Jürgen Rüttgers sieht sich als Vater des Sieges, Hannelore Kraft soll in Berlin mitreden.

Düsseldorf. Als um 18 Uhr die ersten Zahlen über den Bildschirm flimmern, der rote SPD-Balken im Status einer mickrigen Dachlatte verharrt, gibt es in der CDU-Landesparteizentrale kein Halten mehr: Beinahe ungläubiger Jubel brandet auf. "Das ist ein historischer Tag. Erstmals seit 26 Jahren liegt die CDU in NRW bei Bundestagswahlen vor der SPD", ruft Hendrik Wüst, Generalsekretär der Landespartei, in den Saal.
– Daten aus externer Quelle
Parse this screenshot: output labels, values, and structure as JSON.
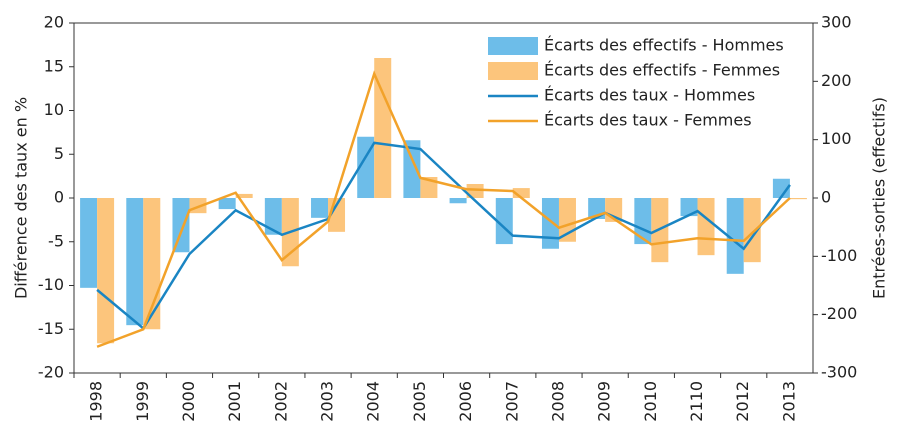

Die NRW-CDU sieht sich als Aufpasser für die FDP

Anders als bei der Kommunalwahl scheiden sich die Parteien klar in zwei Lager: Die Sieger sind CDU, FDP, Verlierer ist vor allem die SPD. "Wir haben aus NRW durch unsere Politik und durch unser Konzept, wirtschaftlichen Erfolg mit Gerechtigkeit, zum Wahlsieg beigetragen", sagt Ministerpräsident Jürgen Rüttgers, der in Berlin mit der Kanzlerin feiert. Rüttgers sieht sich also als Vater des Sieges.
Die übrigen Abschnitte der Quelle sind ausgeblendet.